LA NACION
Es un ritual de verano. Como comer una sandía fría al caer la tarde, tomar higos directamente del árbol o tumbarse sobre una manta en medio de la noche para observar el paso de las Perseidas. Recolectar caparazones y caracoles a la orilla del mar forma parte de las tradiciones más típicas de agosto. Pero tiene un costo, siempre lo ha tenido.
“Supongamos lo siguiente”, dice Michal Kowalewski, investigador de la Universidad de Florida (Estados Unidos) especializado en el estudio de invertebrados: “Hay, anualmente y casi con certeza en todo el mundo, alrededor de 10 mil millones de visitas a playas. Y digamos que se recoge una caracola por cada 100 visitas, lo cual suena a poco, pero aun así estaríamos hablando de 10.000 toneladas que desaparecen de las playas cada año”. Esto es como si se llenaran hasta arriba tres piscinas olímpicas. Parece un gesto mínimo e inocente, pero el despunte del turismo masivo en las playas mediterráneas está alterando sus ecosistemas de manera irreversible y ahora cargar con un souvenir de verano a casa está dejando una huella cada vez más profunda.

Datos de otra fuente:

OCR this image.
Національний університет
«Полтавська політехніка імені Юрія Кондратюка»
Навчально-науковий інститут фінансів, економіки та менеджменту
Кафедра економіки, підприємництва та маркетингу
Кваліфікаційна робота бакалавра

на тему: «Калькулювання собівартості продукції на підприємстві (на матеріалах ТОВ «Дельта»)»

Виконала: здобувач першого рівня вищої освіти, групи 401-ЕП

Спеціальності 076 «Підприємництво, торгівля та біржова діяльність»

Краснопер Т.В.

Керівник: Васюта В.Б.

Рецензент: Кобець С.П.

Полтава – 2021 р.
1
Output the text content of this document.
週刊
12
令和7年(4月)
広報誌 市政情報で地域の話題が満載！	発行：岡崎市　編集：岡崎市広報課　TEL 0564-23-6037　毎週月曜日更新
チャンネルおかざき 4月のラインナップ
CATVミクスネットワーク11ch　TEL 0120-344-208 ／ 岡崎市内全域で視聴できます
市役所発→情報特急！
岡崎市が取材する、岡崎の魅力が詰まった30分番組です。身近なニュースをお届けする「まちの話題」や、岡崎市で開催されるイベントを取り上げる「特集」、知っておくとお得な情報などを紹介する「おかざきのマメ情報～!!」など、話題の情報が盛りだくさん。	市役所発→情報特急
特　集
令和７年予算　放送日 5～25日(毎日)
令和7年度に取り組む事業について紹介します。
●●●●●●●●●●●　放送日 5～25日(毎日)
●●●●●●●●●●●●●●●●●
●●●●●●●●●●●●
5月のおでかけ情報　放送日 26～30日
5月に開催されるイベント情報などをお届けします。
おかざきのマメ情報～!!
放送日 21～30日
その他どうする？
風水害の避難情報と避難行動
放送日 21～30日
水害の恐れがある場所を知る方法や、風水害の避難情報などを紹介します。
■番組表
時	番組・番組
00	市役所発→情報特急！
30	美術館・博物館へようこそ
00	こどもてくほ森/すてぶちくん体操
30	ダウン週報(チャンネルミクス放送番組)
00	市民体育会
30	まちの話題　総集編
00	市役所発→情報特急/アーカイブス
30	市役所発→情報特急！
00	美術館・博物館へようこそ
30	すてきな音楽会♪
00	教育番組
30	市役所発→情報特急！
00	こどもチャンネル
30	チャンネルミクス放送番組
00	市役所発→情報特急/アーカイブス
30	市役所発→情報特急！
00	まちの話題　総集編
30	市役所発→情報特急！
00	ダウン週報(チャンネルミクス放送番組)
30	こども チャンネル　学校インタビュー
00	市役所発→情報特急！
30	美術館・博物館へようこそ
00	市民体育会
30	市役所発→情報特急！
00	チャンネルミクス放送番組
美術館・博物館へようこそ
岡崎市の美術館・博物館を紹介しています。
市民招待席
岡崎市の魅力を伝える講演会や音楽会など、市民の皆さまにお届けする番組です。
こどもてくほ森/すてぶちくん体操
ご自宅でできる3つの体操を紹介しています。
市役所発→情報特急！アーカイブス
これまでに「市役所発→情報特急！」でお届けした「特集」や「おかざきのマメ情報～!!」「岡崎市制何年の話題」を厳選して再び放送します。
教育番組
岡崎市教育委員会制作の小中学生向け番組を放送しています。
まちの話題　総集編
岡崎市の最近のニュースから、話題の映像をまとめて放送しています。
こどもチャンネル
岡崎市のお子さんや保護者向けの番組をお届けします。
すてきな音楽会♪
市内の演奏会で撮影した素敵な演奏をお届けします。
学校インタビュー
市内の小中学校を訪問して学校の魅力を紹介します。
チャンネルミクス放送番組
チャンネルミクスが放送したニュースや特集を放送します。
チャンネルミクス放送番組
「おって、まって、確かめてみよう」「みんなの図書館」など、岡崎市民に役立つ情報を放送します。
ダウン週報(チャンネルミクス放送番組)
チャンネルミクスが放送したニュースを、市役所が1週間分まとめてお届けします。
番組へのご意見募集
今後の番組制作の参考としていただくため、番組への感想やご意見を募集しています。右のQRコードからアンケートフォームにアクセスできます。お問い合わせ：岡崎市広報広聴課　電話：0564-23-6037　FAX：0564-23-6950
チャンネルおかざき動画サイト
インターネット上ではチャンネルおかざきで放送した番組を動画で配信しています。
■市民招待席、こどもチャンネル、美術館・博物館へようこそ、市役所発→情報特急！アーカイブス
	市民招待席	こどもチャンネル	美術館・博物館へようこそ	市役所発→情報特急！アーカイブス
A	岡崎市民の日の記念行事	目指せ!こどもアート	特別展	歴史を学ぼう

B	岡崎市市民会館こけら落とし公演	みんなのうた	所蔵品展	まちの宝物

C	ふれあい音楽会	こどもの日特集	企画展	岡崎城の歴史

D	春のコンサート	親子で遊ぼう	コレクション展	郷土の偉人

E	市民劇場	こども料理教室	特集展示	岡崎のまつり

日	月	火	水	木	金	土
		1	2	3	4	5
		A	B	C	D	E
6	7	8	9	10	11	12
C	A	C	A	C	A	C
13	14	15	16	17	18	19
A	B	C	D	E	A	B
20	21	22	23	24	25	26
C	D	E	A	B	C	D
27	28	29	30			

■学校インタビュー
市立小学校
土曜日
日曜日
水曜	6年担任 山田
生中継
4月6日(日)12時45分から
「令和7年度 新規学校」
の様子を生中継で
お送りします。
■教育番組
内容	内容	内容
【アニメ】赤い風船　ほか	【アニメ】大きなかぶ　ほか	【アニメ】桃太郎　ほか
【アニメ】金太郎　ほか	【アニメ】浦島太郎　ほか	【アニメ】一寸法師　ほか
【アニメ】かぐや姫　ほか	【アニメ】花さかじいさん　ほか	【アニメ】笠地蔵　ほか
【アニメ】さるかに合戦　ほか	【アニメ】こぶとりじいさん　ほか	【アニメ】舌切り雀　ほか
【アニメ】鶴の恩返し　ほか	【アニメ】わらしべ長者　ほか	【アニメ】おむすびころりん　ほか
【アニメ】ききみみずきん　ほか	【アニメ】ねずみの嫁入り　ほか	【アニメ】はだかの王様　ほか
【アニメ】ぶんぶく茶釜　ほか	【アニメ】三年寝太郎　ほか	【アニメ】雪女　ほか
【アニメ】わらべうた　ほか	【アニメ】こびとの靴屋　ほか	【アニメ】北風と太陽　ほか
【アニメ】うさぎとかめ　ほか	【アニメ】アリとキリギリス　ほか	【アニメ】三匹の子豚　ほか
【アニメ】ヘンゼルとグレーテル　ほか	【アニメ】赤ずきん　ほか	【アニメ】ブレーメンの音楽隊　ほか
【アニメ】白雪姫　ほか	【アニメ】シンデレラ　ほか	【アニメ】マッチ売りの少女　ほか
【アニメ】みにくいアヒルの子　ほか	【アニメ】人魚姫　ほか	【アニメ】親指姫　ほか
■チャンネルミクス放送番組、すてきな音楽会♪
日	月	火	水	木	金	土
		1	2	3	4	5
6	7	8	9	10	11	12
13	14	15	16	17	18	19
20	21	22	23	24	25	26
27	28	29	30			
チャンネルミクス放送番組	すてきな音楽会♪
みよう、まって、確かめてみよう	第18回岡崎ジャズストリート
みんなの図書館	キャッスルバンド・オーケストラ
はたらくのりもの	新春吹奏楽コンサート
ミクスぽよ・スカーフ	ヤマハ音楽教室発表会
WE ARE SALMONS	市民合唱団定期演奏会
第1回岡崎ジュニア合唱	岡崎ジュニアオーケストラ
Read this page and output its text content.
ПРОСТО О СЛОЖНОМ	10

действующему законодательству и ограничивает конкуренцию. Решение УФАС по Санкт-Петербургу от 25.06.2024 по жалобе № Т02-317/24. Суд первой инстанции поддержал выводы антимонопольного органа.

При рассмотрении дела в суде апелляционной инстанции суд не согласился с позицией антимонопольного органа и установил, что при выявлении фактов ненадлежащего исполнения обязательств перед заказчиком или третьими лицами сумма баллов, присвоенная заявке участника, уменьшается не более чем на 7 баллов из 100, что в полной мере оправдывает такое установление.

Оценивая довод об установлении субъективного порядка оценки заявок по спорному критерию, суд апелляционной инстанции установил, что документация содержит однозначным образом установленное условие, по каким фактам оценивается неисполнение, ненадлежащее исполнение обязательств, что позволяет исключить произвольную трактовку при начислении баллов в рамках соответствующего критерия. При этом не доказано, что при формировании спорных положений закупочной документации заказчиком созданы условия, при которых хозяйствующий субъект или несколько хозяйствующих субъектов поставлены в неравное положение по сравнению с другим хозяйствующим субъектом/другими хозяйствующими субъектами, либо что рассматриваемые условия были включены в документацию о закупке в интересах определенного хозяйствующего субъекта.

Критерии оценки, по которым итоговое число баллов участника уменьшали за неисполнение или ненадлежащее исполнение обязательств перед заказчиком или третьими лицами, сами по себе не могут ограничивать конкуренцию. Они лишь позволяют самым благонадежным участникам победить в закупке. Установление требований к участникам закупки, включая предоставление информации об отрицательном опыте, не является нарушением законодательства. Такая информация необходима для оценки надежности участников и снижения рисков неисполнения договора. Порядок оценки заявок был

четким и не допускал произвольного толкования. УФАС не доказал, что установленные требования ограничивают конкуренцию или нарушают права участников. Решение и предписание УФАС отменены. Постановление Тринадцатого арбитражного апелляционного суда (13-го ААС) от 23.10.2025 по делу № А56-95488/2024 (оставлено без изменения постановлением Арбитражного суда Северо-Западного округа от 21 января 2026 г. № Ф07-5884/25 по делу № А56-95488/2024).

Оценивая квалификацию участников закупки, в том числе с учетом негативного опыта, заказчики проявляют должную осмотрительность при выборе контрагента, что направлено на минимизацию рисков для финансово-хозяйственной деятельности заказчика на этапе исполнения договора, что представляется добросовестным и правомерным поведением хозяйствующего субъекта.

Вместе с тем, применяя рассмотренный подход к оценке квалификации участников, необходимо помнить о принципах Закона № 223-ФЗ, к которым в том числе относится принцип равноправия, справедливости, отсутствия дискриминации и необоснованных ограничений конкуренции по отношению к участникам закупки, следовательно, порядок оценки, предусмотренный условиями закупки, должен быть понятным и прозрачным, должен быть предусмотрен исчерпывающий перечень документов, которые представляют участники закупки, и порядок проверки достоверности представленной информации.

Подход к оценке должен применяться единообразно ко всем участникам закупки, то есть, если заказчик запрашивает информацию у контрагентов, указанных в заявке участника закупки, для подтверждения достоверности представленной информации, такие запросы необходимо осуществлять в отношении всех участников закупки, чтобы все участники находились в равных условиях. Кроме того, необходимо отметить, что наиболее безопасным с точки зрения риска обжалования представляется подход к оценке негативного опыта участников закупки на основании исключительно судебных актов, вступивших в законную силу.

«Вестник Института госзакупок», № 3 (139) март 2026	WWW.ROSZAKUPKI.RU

Los científicos vienen alertando de esto desde hace años. Un estudio de Kowalewski con investigadores de la Universidad de Barcelona publicado en la revista PLOS One, en 2014, ya evidenciaba una disminución drástica en el número de caracolas presentes en la playa Larga de Salou (Cataluña). Los autores compararon dos series de muestreos sistemáticos realizados en la misma localidad con 30 años de diferencia: el primero entre 1978 y 1981, y el segundo entre 2008 y 2010. Así, encontraron que la presencia de caracolas se redujo casi tres veces durante el período de estudio.
El efecto turístico
Esta disminución coincidió en el tiempo con un incremento casi paralelo en el número de turistas, que se multiplicó por 2,7 en ese lapso. En cambio, las condiciones físicas del entorno —como la energía del oleaje y el clima— se mantuvieron estables. Además, los indicadores ecológicos extraídos del estudio de esas piezas —dominancia de especies, distribución de tamaños, frecuencia de perforación de los caparazones por depredadores— fueron constantes a lo largo de los años. Esto indica que no ha habido cambios sustanciales en la dinámica de las poblaciones de moluscos, ni en la estructura básica del ecosistema marino local. Así parece que la culpa es de los humanos.
Una función ambiental esencial
En el salón de casa son decoración, pero en las playas, los caparazones realizan múltiples servicios ecosistémicos y tienen una función ambiental esencial. “No están ahí por casualidad: forman parte del engranaje natural que mantiene vivas y estables nuestras playas”, explica Fernando García Guerrero, uno de los responsables de la colección de malacología del Museo Nacional de Ciencias Naturales.
Los expertos consultados detallan que una de las competencias principales de los caparazones es la estabilización física de las playas. “Cada una, por pequeña que parezca, ayuda a mantener la arena en su sitio, frenando su arrastre con cada marea. Gracias a ellas, las playas conservan su forma, su firmeza y su capacidad para resistir la erosión”, detalla García.
Mejor dejarla donde está
A estas alturas, el impacto de la actividad humana sobre la costa parece inevitable. “Sin embargo, todavía podemos minimizar nuestra huella mientras paseamos”, espeta Kowalewski. El científico dice que abogaría por lo más sencillo y a la vez más complicado de todo: educación ambiental. “Creo que esa es la mejor forma de empezar a mitigar el problema”, opina. Martinell coincide: “Hace falta concienciar a los veraneantes para que sean cuidadosos, respeten el medio playero y no lo destruyan. Llevarse una puede parecer nada. Pero no es necesario, mejor dejarla donde está”.